Erstmals seit Beginn der Gewaltexzesse in London ist ein Mensch gestorben. Ein 26 Jahre alter Mann erlag am Montag in einem Krankenhaus seinen Schussverletzungen.

Die schweren Krawalle in London haben den ersten Toten gefordert. Ein 26-Jähriger, der in der Nacht zum Dienstag angeschossen wurde, starb im Krankenhaus, teilte Scotland Yard mit. Der Mann war am Montagabend mit mehreren Schusswunden in einem Auto im Bezirk Croydon gefunden worden. Nach Angaben der Polizei waren zu dem Zeitpunkt zwei weitere Personen anwesend. Sie wurden verhaftet, weil sie Diebesgut bei sich trugen.

Die Krawalle haben sich inzwischen auf mehrere Londoner Stadtteile ausgeweitet. Mehr als 40 Polizisten wurden verletzt. Auch mehr als 20 Randalierer sollen ins Krankenhaus gebracht worden sein. Der Sachschaden geht in den mehrstelligen Millionenbereich.

Auslöser der Unruhen war der Tod eines Briten, der während eines Polizeieinsatzes zur Waffenkriminalität am Samstag im Problemviertel Tottenham erschossen worden war. Noch am Abend desselben Tages hatte es zunächst friedliche Proteste gegeben, die jedoch in Gewalt ausgeartet waren.

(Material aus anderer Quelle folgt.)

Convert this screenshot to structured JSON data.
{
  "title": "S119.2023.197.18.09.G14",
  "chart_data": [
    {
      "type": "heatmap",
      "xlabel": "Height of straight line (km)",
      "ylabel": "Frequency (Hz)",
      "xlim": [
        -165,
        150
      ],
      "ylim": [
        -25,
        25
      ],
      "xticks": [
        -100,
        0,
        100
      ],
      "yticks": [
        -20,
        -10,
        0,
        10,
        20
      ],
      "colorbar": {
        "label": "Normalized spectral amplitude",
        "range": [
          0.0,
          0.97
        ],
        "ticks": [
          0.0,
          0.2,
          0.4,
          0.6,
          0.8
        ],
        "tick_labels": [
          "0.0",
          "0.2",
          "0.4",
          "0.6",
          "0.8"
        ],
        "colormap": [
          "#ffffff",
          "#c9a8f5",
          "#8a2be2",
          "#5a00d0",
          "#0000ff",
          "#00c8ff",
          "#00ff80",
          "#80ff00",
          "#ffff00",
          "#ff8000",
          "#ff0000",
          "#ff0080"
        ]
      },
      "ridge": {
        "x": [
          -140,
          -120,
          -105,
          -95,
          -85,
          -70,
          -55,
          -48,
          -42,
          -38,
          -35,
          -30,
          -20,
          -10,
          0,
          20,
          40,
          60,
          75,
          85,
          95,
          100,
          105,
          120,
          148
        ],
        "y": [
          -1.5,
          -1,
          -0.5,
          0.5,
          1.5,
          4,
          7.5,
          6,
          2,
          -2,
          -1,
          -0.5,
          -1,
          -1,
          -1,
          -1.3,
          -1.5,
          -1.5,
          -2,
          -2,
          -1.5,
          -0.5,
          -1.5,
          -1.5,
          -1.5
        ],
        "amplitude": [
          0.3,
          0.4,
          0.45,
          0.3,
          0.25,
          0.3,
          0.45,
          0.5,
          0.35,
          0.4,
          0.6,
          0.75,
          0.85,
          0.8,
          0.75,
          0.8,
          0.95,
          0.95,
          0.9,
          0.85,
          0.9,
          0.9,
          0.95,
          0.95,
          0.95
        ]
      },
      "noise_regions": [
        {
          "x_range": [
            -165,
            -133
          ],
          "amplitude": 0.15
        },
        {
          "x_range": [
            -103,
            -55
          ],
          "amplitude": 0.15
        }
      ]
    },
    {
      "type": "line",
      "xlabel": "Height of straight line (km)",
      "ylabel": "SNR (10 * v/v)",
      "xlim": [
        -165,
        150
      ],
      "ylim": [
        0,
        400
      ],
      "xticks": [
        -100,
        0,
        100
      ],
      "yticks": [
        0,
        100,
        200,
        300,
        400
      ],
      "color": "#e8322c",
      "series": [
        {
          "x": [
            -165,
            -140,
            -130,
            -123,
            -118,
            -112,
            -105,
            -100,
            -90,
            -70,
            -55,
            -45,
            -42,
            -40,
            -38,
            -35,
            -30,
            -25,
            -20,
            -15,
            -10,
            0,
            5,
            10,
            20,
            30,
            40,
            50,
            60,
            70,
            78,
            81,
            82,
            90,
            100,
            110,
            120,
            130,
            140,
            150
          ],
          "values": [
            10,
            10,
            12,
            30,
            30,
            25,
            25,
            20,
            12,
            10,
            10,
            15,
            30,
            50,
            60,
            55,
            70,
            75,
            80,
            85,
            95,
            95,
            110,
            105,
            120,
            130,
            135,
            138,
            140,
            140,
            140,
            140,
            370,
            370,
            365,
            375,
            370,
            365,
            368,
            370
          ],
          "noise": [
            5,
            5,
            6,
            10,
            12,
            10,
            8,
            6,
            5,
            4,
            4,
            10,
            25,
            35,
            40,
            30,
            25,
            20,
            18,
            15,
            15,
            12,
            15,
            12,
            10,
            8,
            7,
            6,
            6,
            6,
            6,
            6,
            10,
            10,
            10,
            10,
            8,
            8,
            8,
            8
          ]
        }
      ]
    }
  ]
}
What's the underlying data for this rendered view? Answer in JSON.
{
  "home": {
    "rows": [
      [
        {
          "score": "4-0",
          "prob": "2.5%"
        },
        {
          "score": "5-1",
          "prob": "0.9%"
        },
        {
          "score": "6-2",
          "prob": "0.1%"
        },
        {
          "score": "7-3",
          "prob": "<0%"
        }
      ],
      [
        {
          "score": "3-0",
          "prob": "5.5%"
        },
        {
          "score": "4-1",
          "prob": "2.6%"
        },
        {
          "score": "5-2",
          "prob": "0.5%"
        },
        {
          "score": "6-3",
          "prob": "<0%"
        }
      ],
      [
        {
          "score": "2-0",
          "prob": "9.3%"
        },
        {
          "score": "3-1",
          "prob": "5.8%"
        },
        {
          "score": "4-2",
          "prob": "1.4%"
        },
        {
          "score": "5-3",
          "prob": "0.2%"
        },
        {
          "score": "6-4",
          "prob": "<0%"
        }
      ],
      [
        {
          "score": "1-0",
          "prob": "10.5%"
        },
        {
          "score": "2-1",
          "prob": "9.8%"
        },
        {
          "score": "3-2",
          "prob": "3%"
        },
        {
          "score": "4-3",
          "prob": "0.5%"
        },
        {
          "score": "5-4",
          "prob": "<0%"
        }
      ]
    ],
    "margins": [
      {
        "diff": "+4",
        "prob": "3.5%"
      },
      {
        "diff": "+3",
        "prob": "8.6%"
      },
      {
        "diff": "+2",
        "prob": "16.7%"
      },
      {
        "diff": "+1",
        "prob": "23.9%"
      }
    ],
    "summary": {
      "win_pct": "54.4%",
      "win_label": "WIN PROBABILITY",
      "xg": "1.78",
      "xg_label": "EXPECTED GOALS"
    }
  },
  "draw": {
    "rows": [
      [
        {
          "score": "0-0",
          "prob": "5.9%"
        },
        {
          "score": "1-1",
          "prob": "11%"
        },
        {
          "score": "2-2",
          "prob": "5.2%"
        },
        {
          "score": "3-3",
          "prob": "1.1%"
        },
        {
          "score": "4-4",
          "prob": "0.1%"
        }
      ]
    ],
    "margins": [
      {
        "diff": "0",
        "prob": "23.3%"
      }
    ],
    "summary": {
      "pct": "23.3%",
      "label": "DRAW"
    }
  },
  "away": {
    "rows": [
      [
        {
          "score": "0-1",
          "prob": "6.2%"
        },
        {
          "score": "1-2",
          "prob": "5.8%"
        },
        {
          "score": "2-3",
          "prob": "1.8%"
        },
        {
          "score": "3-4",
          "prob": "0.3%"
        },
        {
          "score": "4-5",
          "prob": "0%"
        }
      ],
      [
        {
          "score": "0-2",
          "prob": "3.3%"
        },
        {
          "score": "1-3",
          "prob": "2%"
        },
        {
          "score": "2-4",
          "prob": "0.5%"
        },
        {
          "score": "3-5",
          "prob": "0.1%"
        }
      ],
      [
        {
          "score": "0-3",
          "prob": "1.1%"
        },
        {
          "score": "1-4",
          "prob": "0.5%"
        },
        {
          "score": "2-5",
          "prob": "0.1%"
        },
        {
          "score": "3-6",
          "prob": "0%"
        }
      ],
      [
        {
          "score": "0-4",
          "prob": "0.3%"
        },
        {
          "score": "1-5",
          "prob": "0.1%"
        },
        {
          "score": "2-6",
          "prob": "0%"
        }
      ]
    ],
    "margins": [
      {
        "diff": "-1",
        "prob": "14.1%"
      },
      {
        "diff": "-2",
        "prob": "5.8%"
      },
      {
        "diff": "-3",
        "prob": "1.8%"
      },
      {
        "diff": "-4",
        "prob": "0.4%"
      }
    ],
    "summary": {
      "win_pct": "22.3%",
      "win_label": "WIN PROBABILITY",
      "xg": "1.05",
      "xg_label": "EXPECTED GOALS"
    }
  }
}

Mittlerweile sind weitere Details über den Tod des Opfers vom Samstag, einem vierfachen Familienvater, bekannt geworden. Offenbar ist er durch einen einzelnen Schuss aus der Waffe eines Polizisten getötet worden. Das geht aus einer am Dienstag vorgestellten Untersuchung zum Tod des 29-Jährigen hervor. Das Opfer, Mark D. wurde demnach durch einen Schuss in die Brust getötet. Die weiteren Umstände seines Todes sollen von einer unabhängigen Untersuchungskommission geklärt werden. Medienberichten zufolge soll die Polizei während des Einsatzes gegen D. selbst nicht angegriffen worden sein, als sie das Feuer eröffnete. Die Familie des 29-Jährigen ließ erklären, sie sei erschüttert über die derzeitigen Ausschreitungen, die nichts mit der Untersuchung der Todesumstände D. zu tun hätten.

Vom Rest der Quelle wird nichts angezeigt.